Resolution Statement: Complaint 11653-15 Stanesby v The Plymouth Herald

Summary of complaint 

1. Jolly Stanesby complained to the Independent Press Standards Organisation that the Plymouth Herald breached Clause 1 (Accuracy) and Clause 2 (Opportunity to reply) of the Editors’ Code of Practice in an article headlined “Campaigner wants statue to celebrate his protests”, published in print and online on 20 October 2015.

2. The article reported that the complainant had “made headlines over the last decade for climbing up Exeter Cathedral, protesting on Harriet Harman’s roof and breaching security at Trouping the Colour in his fight for parental equality”. It said that the complainant “want[ed] to construct a statue in his own honour” and had “revealed he is working on plans for his own historic sculpture”.

3. The complainant said that the article’s claims that he wanted to construct a statue in his honour and that he had revealed plans for his own historic sculpture were inaccurate, in breach of Clause 1. The complainant also said that the publication breached Clause 2, because it had not responded adequately to his concerns, prior to his complaining to IPSO. 

4. The newspaper accepted that the claims about the statue were inaccurate, and said an error had been made during the subbing process – it had misunderstood a quote from a spokesperson over who had requested the construction of the statue. It apologised to the complainant for the mistake, and offered to publish the following clarification in print:
On October 10 2015 under the headline “Campaigner wants statue to celebrate his protests” we reported that Mr Jolly Stanesby wanted “to construct a statue in his own honour" and that he “has revealed he is working on plans for his own historic sculpture”. We would like to make clear that Mr Stanesby did not say this and that in fact a spokesman for New Fathers 4 Justice suggested celebrating Mr Stanesby's campaigning efforts.

It offered to publish a substantively similar footnote to the amended version of the online article.

5. The complainant did not accept this offer as a resolution to his complaint. 

6. The newspaper nonetheless published the clarifications in order to ensure that the inaccuracy was promptly corrected.

Relevant Code provisions

7. Clause 1 (Accuracy)

i) The Press must take care not to publish inaccurate, misleading or distorted information, including pictures.

ii) A significant inaccuracy, misleading statement or distortion once recognised must be corrected, promptly and with due prominence, and - where appropriate - an apology published. In cases involving the Regulator, prominence should be agreed with the Regulator in advance.

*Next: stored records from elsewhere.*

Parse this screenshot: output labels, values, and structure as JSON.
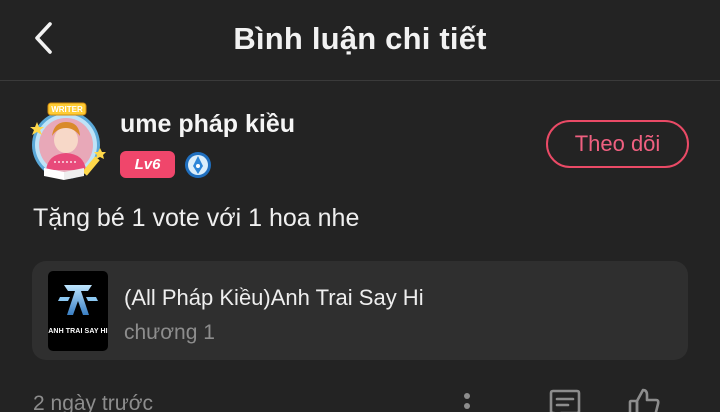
{
  "header": {
    "title": "Bình luận chi tiết"
  },
  "user": {
    "name": "ume pháp kiều",
    "level": "Lv6",
    "avatar_badge": "WRITER"
  },
  "follow_label": "Theo dõi",
  "comment": {
    "text": "Tặng bé 1 vote với 1 hoa nhe"
  },
  "book": {
    "title": "(All Pháp Kiều)Anh Trai Say Hi",
    "chapter": "chương 1",
    "cover_text": "ANH TRAI SAY HI"
  },
  "footer": {
    "time": "2 ngày trước"
  },
  "colors": {
    "background": "#232323",
    "card": "#2f2f2f",
    "accent": "#ea4a66",
    "level_badge": "#f0466b",
    "muted_text": "#8d8d8d"
  },
  "icons": [
    "back-arrow-icon",
    "pen-badge-icon",
    "more-vertical-icon",
    "comment-icon",
    "like-icon"
  ]
}
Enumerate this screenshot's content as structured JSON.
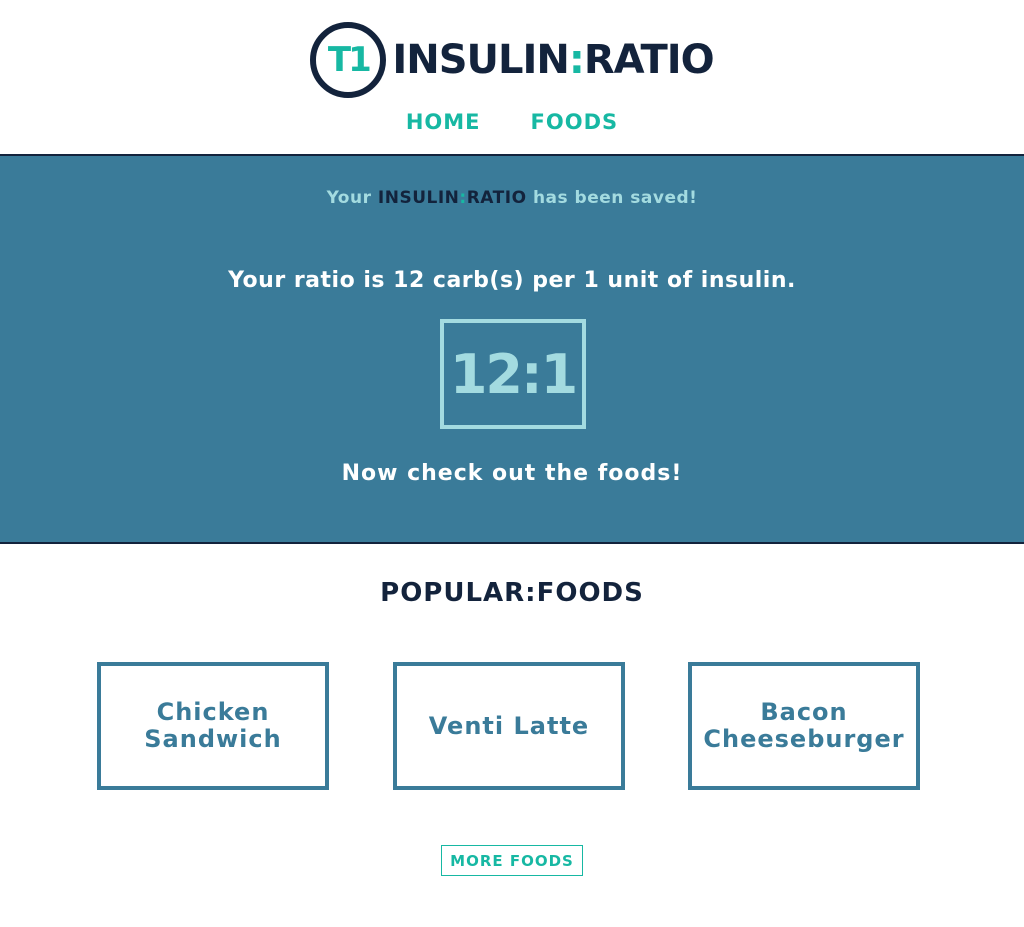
{
  "header": {
    "logo_badge": "T1",
    "logo_word1": "INSULIN",
    "logo_colon": ":",
    "logo_word2": "RATIO",
    "nav": [
      {
        "label": "HOME"
      },
      {
        "label": "FOODS"
      }
    ]
  },
  "hero": {
    "saved_prefix": "Your ",
    "saved_brand1": "INSULIN",
    "saved_brand_colon": ":",
    "saved_brand2": "RATIO",
    "saved_suffix": " has been saved!",
    "ratio_sentence": "Your ratio is 12 carb(s) per 1 unit of insulin.",
    "ratio_value": "12:1",
    "cta_text": "Now check out the foods!"
  },
  "popular": {
    "title": "POPULAR:FOODS",
    "foods": [
      {
        "name": "Chicken Sandwich"
      },
      {
        "name": "Venti Latte"
      },
      {
        "name": "Bacon Cheeseburger"
      }
    ],
    "more_label": "MORE FOODS"
  },
  "colors": {
    "navy": "#13233c",
    "teal": "#17b8a3",
    "hero_bg": "#3a7b99",
    "light_aqua": "#a3dbe0"
  }
}
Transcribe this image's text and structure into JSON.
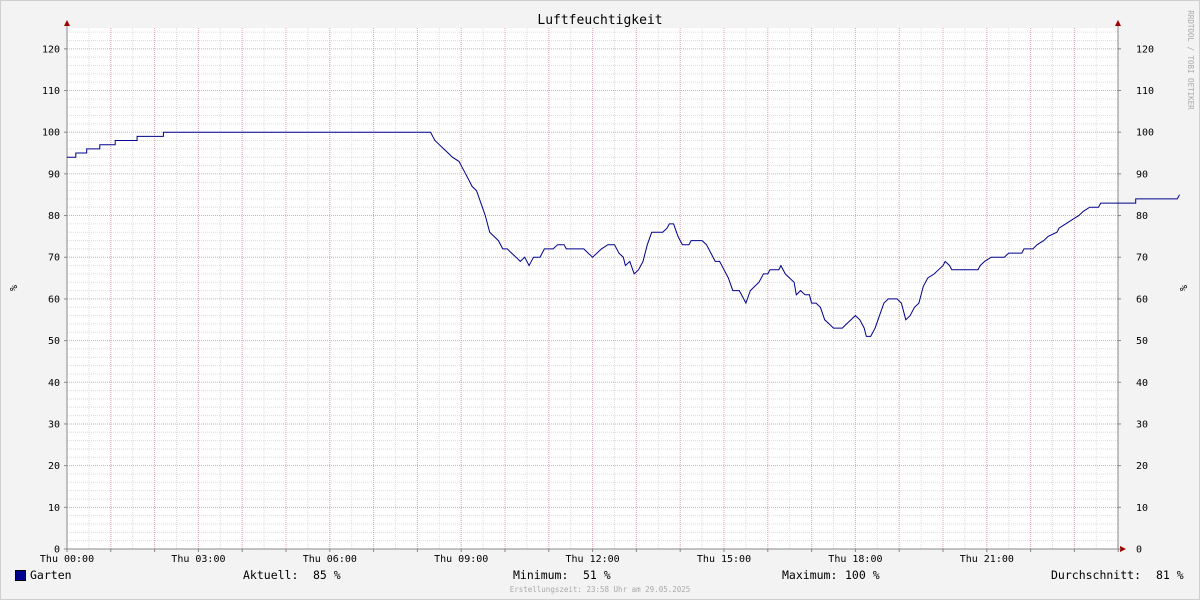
{
  "chart_data": {
    "type": "line",
    "title": "Luftfeuchtigkeit",
    "ylabel": "%",
    "ylabel_right": "%",
    "ylim": [
      0,
      125
    ],
    "yticks": [
      0,
      10,
      20,
      30,
      40,
      50,
      60,
      70,
      80,
      90,
      100,
      110,
      120
    ],
    "xlim": [
      0,
      24
    ],
    "xticks": [
      {
        "x": 0,
        "label": "Thu 00:00"
      },
      {
        "x": 3,
        "label": "Thu 03:00"
      },
      {
        "x": 6,
        "label": "Thu 06:00"
      },
      {
        "x": 9,
        "label": "Thu 09:00"
      },
      {
        "x": 12,
        "label": "Thu 12:00"
      },
      {
        "x": 15,
        "label": "Thu 15:00"
      },
      {
        "x": 18,
        "label": "Thu 18:00"
      },
      {
        "x": 21,
        "label": "Thu 21:00"
      }
    ],
    "grid": true,
    "watermark": "RRDTOOL / TOBI OETIKER",
    "series": [
      {
        "name": "Garten",
        "color": "#00008b",
        "points": [
          [
            0.0,
            94
          ],
          [
            0.2,
            94
          ],
          [
            0.2,
            95
          ],
          [
            0.45,
            95
          ],
          [
            0.45,
            96
          ],
          [
            0.75,
            96
          ],
          [
            0.75,
            97
          ],
          [
            1.1,
            97
          ],
          [
            1.1,
            98
          ],
          [
            1.6,
            98
          ],
          [
            1.6,
            99
          ],
          [
            2.2,
            99
          ],
          [
            2.2,
            100
          ],
          [
            8.3,
            100
          ],
          [
            8.4,
            98
          ],
          [
            8.5,
            97
          ],
          [
            8.6,
            96
          ],
          [
            8.7,
            95
          ],
          [
            8.8,
            94
          ],
          [
            8.95,
            93
          ],
          [
            9.05,
            91
          ],
          [
            9.15,
            89
          ],
          [
            9.25,
            87
          ],
          [
            9.35,
            86
          ],
          [
            9.45,
            83
          ],
          [
            9.55,
            80
          ],
          [
            9.65,
            76
          ],
          [
            9.75,
            75
          ],
          [
            9.85,
            74
          ],
          [
            9.95,
            72
          ],
          [
            10.05,
            72
          ],
          [
            10.15,
            71
          ],
          [
            10.25,
            70
          ],
          [
            10.35,
            69
          ],
          [
            10.45,
            70
          ],
          [
            10.55,
            68
          ],
          [
            10.65,
            70
          ],
          [
            10.8,
            70
          ],
          [
            10.9,
            72
          ],
          [
            11.1,
            72
          ],
          [
            11.2,
            73
          ],
          [
            11.35,
            73
          ],
          [
            11.4,
            72
          ],
          [
            11.8,
            72
          ],
          [
            11.9,
            71
          ],
          [
            12.0,
            70
          ],
          [
            12.1,
            71
          ],
          [
            12.2,
            72
          ],
          [
            12.35,
            73
          ],
          [
            12.5,
            73
          ],
          [
            12.6,
            71
          ],
          [
            12.7,
            70
          ],
          [
            12.75,
            68
          ],
          [
            12.85,
            69
          ],
          [
            12.95,
            66
          ],
          [
            13.05,
            67
          ],
          [
            13.15,
            69
          ],
          [
            13.25,
            73
          ],
          [
            13.35,
            76
          ],
          [
            13.6,
            76
          ],
          [
            13.7,
            77
          ],
          [
            13.75,
            78
          ],
          [
            13.85,
            78
          ],
          [
            13.95,
            75
          ],
          [
            14.05,
            73
          ],
          [
            14.2,
            73
          ],
          [
            14.25,
            74
          ],
          [
            14.5,
            74
          ],
          [
            14.6,
            73
          ],
          [
            14.7,
            71
          ],
          [
            14.8,
            69
          ],
          [
            14.9,
            69
          ],
          [
            15.0,
            67
          ],
          [
            15.1,
            65
          ],
          [
            15.2,
            62
          ],
          [
            15.35,
            62
          ],
          [
            15.45,
            60
          ],
          [
            15.5,
            59
          ],
          [
            15.6,
            62
          ],
          [
            15.7,
            63
          ],
          [
            15.8,
            64
          ],
          [
            15.9,
            66
          ],
          [
            16.0,
            66
          ],
          [
            16.05,
            67
          ],
          [
            16.25,
            67
          ],
          [
            16.3,
            68
          ],
          [
            16.4,
            66
          ],
          [
            16.5,
            65
          ],
          [
            16.6,
            64
          ],
          [
            16.65,
            61
          ],
          [
            16.75,
            62
          ],
          [
            16.85,
            61
          ],
          [
            16.95,
            61
          ],
          [
            17.0,
            59
          ],
          [
            17.1,
            59
          ],
          [
            17.2,
            58
          ],
          [
            17.3,
            55
          ],
          [
            17.4,
            54
          ],
          [
            17.5,
            53
          ],
          [
            17.7,
            53
          ],
          [
            17.8,
            54
          ],
          [
            17.9,
            55
          ],
          [
            18.0,
            56
          ],
          [
            18.1,
            55
          ],
          [
            18.2,
            53
          ],
          [
            18.25,
            51
          ],
          [
            18.35,
            51
          ],
          [
            18.45,
            53
          ],
          [
            18.55,
            56
          ],
          [
            18.65,
            59
          ],
          [
            18.75,
            60
          ],
          [
            18.95,
            60
          ],
          [
            19.05,
            59
          ],
          [
            19.15,
            55
          ],
          [
            19.25,
            56
          ],
          [
            19.35,
            58
          ],
          [
            19.45,
            59
          ],
          [
            19.55,
            63
          ],
          [
            19.65,
            65
          ],
          [
            19.8,
            66
          ],
          [
            19.9,
            67
          ],
          [
            20.0,
            68
          ],
          [
            20.05,
            69
          ],
          [
            20.15,
            68
          ],
          [
            20.2,
            67
          ],
          [
            20.8,
            67
          ],
          [
            20.85,
            68
          ],
          [
            20.95,
            69
          ],
          [
            21.1,
            70
          ],
          [
            21.4,
            70
          ],
          [
            21.5,
            71
          ],
          [
            21.8,
            71
          ],
          [
            21.85,
            72
          ],
          [
            22.05,
            72
          ],
          [
            22.15,
            73
          ],
          [
            22.3,
            74
          ],
          [
            22.4,
            75
          ],
          [
            22.6,
            76
          ],
          [
            22.65,
            77
          ],
          [
            22.8,
            78
          ],
          [
            22.95,
            79
          ],
          [
            23.1,
            80
          ],
          [
            23.2,
            81
          ],
          [
            23.35,
            82
          ],
          [
            23.55,
            82
          ],
          [
            23.6,
            83
          ],
          [
            24.4,
            83
          ],
          [
            24.4,
            84
          ],
          [
            25.35,
            84
          ],
          [
            25.4,
            85
          ]
        ]
      }
    ]
  },
  "legend": {
    "series_label": "Garten",
    "current_label": "Aktuell:",
    "current_value": "85 %",
    "min_label": "Minimum:",
    "min_value": "51 %",
    "max_label": "Maximum:",
    "max_value": "100 %",
    "avg_label": "Durchschnitt:",
    "avg_value": "81 %"
  },
  "footer": "Erstellungszeit: 23:58 Uhr am 29.05.2025"
}
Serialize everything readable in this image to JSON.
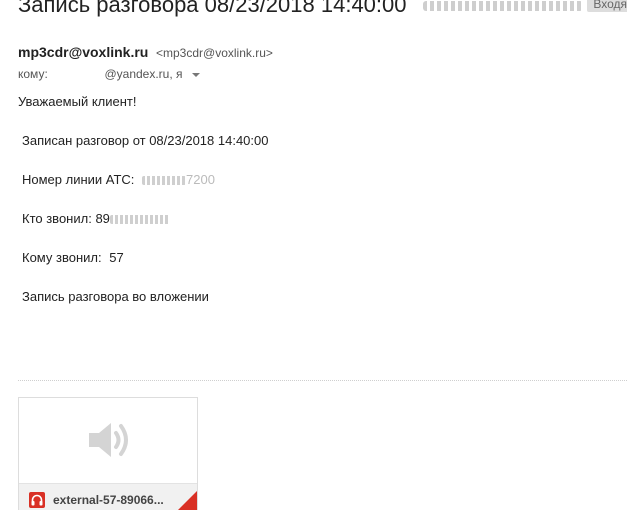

Clause 2 (Opportunity to reply)

A fair opportunity for reply to inaccuracies must be given when reasonably called for.

Mediated outcome

8. The complaint was not resolved through direct correspondence between the parties. IPSO therefore began an investigation into the matter. 
  
9. The complainant said that the correction published by the newspaper would have gone unnoticed, and instead wanted it to publish an article about a speech his daughter had previously given in parliament regarding the family courts.

10. After further mediated negotiation, the newspaper offered to publish a further article about the complainant’s daughter’s experiences with the family courts both in print and online. 

11. The complainant said that this would resolve the matter to his satisfaction. 

12. As the complaint was successfully mediated, the Complaints Committee did not make a determination as to whether there had been any breach of the Code.